Step 3. EDUCATE the said “person” incrementally over
a broad range of topics.
Step 1 does not
look in too bad shape. An impressive stock-pile of every kind of reasoning and learning
tool has been amassed. In narrowly specific fields, the child-machine trick of
“teaching by showing” has even been used for machine acquisition of complex
concepts. Chess end-game theory (see
Michie 1986, 1995) has been developed far beyond pre-existing limits of human
understanding. More recently, challenging areas of molecular chemistry have
been tackled by the method of Inductive Logic Programming (e.g. Muggleton,
S.H., Bryant, C.H. and Srinivasan, A., 2000). Again, machine learners here elaborated
their insights beyond those of expert “tutors”. Above-human intelligence can in
these cases be claimed, not only in respect of performance but also in respect
of articulacy (see Michie, 1986).
A feeling, however,
lingers that something crucial is still lacking. It is partially expressed in
the current AI Magazine by John Laird
and Michael van Lent (2001):
Over the last 30 years, research in AI has fragmented
into more and more specialized fields, working on more and more specialized
problems, using more and more specialized algorithms.
These authors
continue with a telling point. The long string of successes, they suggest,
“have made it easy for us to ignore our failure to make significant progress in
building human-level AI systems”. They go on to propose computer games as a
forcing framework, with emphasis on “research on the AI characters that are
part of the game”.
To complete their
half truth would entail reference to real and continuing progress in developing
generic algorithms for solving generic problems, as in deductive and inductive
reasoning; rote learning; parameter and concept learning; relational and object-oriented
data management; associative and semantic retrieval; abstract treatment of
statistical, logical, and grammatical description and of associated complexity
issues, and much else. None the less, the thought persists that something is missing.
After all we are now in 2001. Where is HAL? Where is even proto-HAL? Worse than
that: if we had the HAL of Stanley Kubrick’s movie “2001, a Space Odyssey”

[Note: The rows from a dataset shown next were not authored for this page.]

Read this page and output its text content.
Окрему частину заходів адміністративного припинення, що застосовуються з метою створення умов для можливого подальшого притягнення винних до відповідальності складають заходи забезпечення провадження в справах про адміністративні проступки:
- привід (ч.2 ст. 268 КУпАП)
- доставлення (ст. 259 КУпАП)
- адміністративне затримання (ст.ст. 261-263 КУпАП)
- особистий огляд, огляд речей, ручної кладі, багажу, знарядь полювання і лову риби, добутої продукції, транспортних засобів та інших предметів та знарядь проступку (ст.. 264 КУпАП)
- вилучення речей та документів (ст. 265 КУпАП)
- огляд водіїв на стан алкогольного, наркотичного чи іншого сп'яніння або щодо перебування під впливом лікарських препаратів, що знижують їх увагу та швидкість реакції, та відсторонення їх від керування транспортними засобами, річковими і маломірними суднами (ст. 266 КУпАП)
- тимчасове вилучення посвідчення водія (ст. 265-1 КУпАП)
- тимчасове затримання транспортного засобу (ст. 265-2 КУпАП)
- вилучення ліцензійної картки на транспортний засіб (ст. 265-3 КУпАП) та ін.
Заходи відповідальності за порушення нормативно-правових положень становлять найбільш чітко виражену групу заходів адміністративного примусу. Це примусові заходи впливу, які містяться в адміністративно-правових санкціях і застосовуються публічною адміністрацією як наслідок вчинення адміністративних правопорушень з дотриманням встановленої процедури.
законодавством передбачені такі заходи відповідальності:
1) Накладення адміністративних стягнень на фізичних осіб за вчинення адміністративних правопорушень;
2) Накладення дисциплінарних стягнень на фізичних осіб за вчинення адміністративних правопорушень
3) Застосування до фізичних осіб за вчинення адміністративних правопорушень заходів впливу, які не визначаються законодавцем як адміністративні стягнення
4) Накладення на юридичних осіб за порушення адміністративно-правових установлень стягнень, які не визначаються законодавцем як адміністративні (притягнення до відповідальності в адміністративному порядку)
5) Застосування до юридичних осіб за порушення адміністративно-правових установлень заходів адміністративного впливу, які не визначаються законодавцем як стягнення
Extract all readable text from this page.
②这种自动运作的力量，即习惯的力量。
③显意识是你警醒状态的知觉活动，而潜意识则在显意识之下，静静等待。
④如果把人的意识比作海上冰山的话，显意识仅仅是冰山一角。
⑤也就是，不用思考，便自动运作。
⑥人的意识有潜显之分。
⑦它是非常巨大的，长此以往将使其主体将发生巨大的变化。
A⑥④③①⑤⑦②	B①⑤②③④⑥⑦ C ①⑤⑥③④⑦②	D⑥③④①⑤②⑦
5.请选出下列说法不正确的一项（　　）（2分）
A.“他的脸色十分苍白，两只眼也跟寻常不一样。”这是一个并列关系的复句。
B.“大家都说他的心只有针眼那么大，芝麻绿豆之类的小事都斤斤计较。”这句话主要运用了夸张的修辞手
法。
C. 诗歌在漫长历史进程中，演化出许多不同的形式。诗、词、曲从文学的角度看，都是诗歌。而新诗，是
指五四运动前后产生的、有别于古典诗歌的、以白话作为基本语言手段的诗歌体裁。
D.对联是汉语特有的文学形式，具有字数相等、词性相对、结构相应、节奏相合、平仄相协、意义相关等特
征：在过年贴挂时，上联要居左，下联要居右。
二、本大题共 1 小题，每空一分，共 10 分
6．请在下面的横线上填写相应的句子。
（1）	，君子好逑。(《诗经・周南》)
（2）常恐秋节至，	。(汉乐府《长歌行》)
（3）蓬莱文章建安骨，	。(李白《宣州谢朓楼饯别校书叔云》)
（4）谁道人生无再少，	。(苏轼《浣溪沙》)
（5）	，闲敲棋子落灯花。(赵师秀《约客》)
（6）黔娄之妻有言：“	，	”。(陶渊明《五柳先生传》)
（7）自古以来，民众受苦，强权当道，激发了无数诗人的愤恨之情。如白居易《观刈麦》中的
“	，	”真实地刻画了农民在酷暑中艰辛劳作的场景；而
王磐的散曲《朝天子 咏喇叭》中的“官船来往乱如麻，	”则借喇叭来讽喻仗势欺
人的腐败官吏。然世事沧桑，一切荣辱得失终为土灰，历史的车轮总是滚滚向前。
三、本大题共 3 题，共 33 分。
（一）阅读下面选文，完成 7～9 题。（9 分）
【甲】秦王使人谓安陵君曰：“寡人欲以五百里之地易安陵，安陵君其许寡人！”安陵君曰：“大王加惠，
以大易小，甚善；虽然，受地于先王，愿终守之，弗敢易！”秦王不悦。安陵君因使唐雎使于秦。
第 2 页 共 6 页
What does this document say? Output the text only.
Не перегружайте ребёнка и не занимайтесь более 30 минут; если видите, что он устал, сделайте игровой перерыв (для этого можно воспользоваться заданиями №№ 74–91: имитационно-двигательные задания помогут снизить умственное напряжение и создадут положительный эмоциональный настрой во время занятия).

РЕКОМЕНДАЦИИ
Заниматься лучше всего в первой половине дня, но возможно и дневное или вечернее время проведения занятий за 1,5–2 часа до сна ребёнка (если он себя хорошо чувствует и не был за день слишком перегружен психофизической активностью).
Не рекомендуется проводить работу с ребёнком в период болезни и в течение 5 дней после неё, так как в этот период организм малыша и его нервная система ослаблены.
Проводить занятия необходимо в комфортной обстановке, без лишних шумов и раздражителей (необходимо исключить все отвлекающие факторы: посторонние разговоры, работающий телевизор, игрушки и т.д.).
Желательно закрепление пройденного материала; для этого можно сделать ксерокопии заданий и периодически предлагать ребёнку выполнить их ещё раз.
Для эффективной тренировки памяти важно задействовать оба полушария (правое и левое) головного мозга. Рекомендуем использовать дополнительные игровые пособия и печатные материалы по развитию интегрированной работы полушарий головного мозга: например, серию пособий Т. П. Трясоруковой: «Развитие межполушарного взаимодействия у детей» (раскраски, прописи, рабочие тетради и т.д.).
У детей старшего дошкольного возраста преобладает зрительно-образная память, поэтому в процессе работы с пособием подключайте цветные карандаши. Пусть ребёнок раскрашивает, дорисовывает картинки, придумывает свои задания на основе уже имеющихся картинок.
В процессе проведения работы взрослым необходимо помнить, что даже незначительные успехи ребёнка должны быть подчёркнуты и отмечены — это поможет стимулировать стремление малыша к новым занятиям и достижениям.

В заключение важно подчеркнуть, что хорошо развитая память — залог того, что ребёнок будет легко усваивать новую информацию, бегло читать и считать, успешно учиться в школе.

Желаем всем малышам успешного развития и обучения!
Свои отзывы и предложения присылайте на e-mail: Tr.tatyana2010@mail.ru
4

would we have the goal described by Turing, a machine able to “compete with men in all purely
intellectual fields”?
Seemingly so. But
is that the goal we wanted? Should the goal not rather have been to “co-operate with men (and women) in all
purely intellectual fields”? Impressive as was the
flawless logic of HAL’s style of reasoning in the movie, the thought of having
to co-operate, let alone bargain, let alone relax with so awesomely motivated a
creature must give one pause. The picture has been filled in by John McCarthy’s
devastating satirical piece “The Robot and the Baby”, available through http://www-formal.stanford.edu/jmc/robotandbaby.html.
The father of the
logicist school of AI here extrapolates to a future dysfunctional society some
imagined consequences of pan-logicism. By this term I mean the use of predicate
logic to model intelligent thought unsupported by those other mechanisms and
modalities of learning and reactive choice which McCarthy took the trouble to
list in his 1959 classic “Programs with common sense” (see also Michie, 1994,
1995).
The hero of
McCarthy’s new and savage tale is a robot that applies mindless inferences from
an impeccable axiomatization of situations actions and causal laws to an interactive
world of people, institutions and feelings. The latter, however, are awash with
media frenzy, cultism, addiction, greed and populism. Outcomes are at best
moderate. How should an artificial intelligence be designed to fare better?
Implicitly at
least, Step 2 above says it all. Required: a way to integrate the accumulated
tools and techniques so as to constitute a virtual
person, with which (with whom) a
user can comfortably interact, “a ‘person’ with sufficient language-understanding
to be educable, both by example and by precept”.
Inescapable logic then
places on the shoulders of AI a new responsibility, unexpected and possibly
unwelcome: we have to study the anatomy and dynamics of the human activity
known as chat. Otherwise attempts to simulate the seriously information-bearing
components will fail to satisfy users whose needs extend beyond
information-exchange to what is known as
rapport.
Rapport maintenance
To see how to do Step
2 (integration into a user-perceived “person”) is not straightforward. Moreover,
what we expect in a flesh-and-blood conversational agent comes more readily
from the toolkit of novelists than of computer professionals.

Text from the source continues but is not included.